Fortunately, it seems a wind of change is blowing given that a Right to Information law is in the works. This law will guarantee that not only journalists, but anyone in Rwanda, can go to a public institution, request information and receive an answer within a reasonable time.
However, as the above shows, this law in itself will not be enough. What is required is a change of mentality, and increased professionalism in how public institutions deal with the media. This will require training on all levels, from the receptionist to the Minister. This will also require public officials to abandon the idea that they can dispense information as and when they wish – in fact, this law will mean that de facto all information is public and that anyone refusing that information to the public, or delaying its dissemination, might be punishable (with of course certain exceptions, especially related to national security; although the law should clearly specify when this applies).
So we would advise public institutions not to wait for the bill to be turned into a law, but to start working now on how to become more “information-flow friendly.” Here are a few practical tips:
- Why make people come to your office to find information? This is the information age, and this is Rwanda, the self-professed ICT hub of the EAC! So put as much information as possible online, clearly organized and easily accessible. Reports, news, announcements, … put it out there.

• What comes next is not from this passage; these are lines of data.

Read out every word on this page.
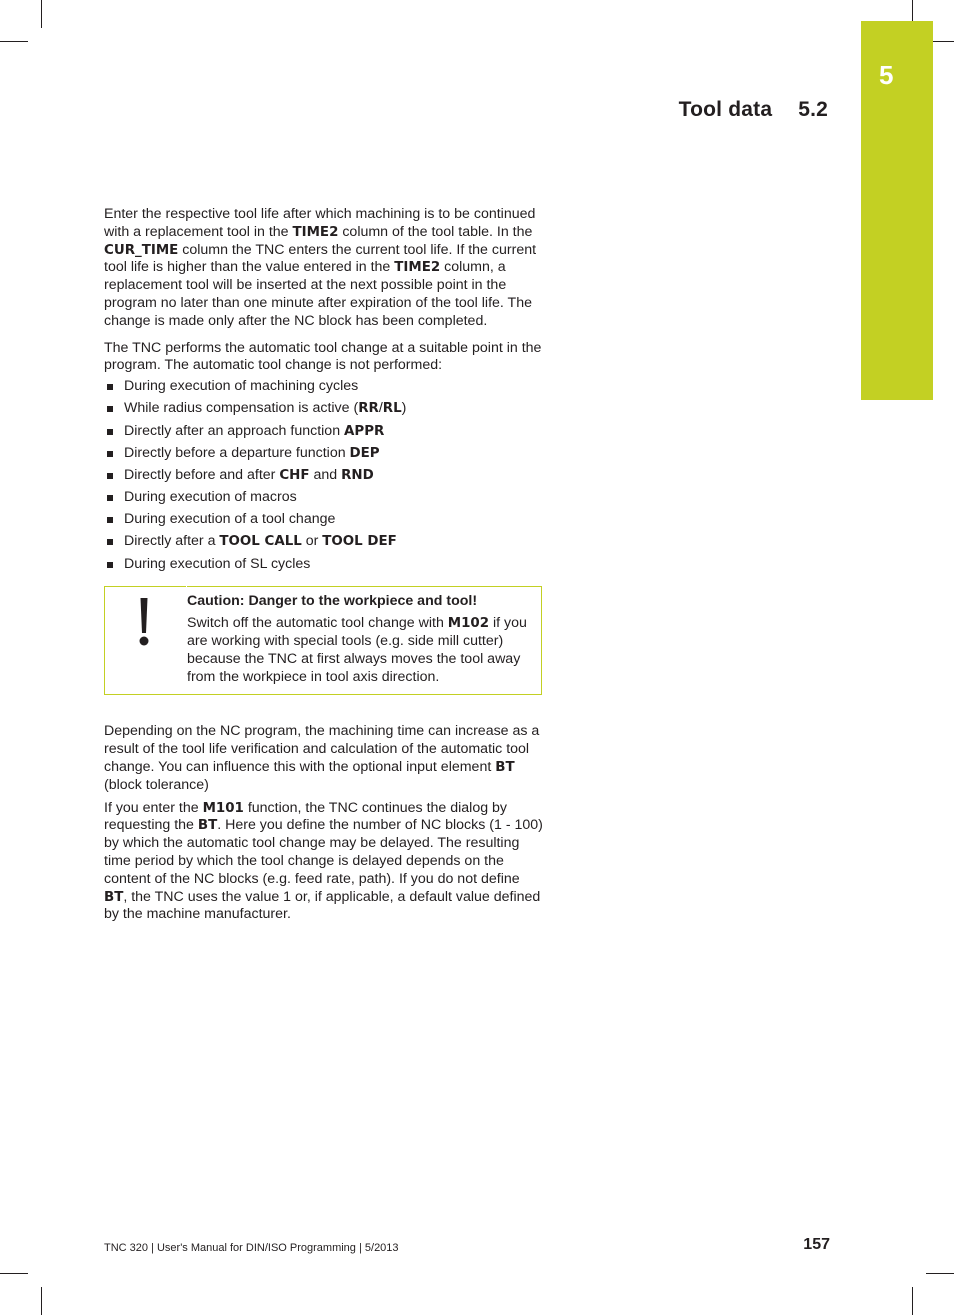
5
Tool data 5.2

Enter the respective tool life after which machining is to be continued with a replacement tool in the TIME2 column of the tool table. In the CUR_TIME column the TNC enters the current tool life. If the current tool life is higher than the value entered in the TIME2 column, a replacement tool will be inserted at the next possible point in the program no later than one minute after expiration of the tool life. The change is made only after the NC block has been completed.

The TNC performs the automatic tool change at a suitable point in the program. The automatic tool change is not performed:

During execution of machining cycles
While radius compensation is active (RR/RL)
Directly after an approach function APPR
Directly before a departure function DEP
Directly before and after CHF and RND
During execution of macros
During execution of a tool change
Directly after a TOOL CALL or TOOL DEF
During execution of SL cycles
Caution: Danger to the workpiece and tool!
Switch off the automatic tool change with M102 if you are working with special tools (e.g. side mill cutter) because the TNC at first always moves the tool away from the workpiece in tool axis direction.

Depending on the NC program, the machining time can increase as a result of the tool life verification and calculation of the automatic tool change. You can influence this with the optional input element BT (block tolerance)

If you enter the M101 function, the TNC continues the dialog by requesting the BT. Here you define the number of NC blocks (1 - 100) by which the automatic tool change may be delayed. The resulting time period by which the tool change is delayed depends on the content of the NC blocks (e.g. feed rate, path). If you do not define BT, the TNC uses the value 1 or, if applicable, a default value defined by the machine manufacturer.

TNC 320 | User's Manual for DIN/ISO Programming | 5/2013	157
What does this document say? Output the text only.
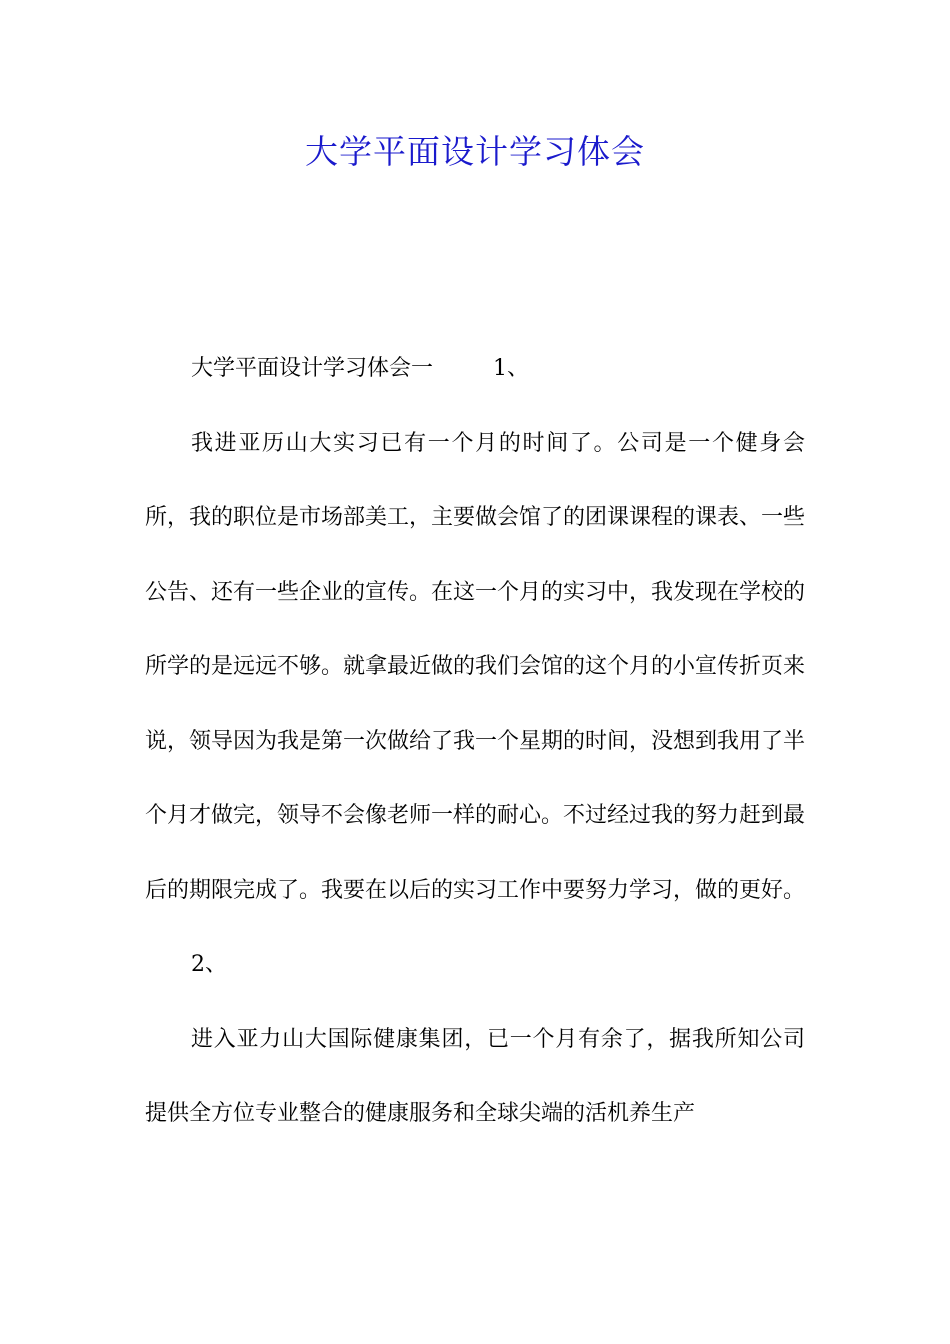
大学平面设计学习体会

大学平面设计学习体会一	1、

我进亚历山大实习已有一个月的时间了。公司是一个健身会所，我的职位是市场部美工，主要做会馆了的团课课程的课表、一些公告、还有一些企业的宣传。在这一个月的实习中，我发现在学校的所学的是远远不够。就拿最近做的我们会馆的这个月的小宣传折页来说，领导因为我是第一次做给了我一个星期的时间，没想到我用了半个月才做完，领导不会像老师一样的耐心。不过经过我的努力赶到最后的期限完成了。我要在以后的实习工作中要努力学习，做的更好。

2、

进入亚力山大国际健康集团，已一个月有余了，据我所知公司提供全方位专业整合的健康服务和全球尖端的活机养生产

- A PR department is a strange thing. It is never going to contribute to your core activities: in Mininfra, for instance, PR is not going to build roads or generate electricity; at Minisante, PR is not going to vaccinate a single baby. But without PR, you’re like an engine running without oil – you will still move on, but it will be so much more difficult. PR informs the population of what you are doing, does sensitization so that people collaborate or know what is required from them. So take care of your PR department: staff it well and give it the equipment to function properly. Also, make sure the PR department is properly informed; for instance, in a ministry, it should preferably share the office with the permanent secretary.
- Treat the media well (but that should follow from the previous point). Make it easy for them to come to your institution; as mentioned above, it should be enough that someone shows up with a press card for him to be ushered into the office of the PRO. And send us invitations to events, we love them. Don’t be satisfied with just having TV and Radio Rwanda there; after all, sending an extra e-mail doesn’t cost you a thing, does it?
Editor’s note: If we do not mention specific examples in this editorial, it is because we don’t want to single out a specific public institution; we haven’t kept a list of instances where it was nearly impossible for us to obtain simple information, and it would be unfair to highlight the more recent ones which we still remember. The few more specific examples we mentioned do not mean we have had any more problems with those particular institutions; it happens everywhere and all the time.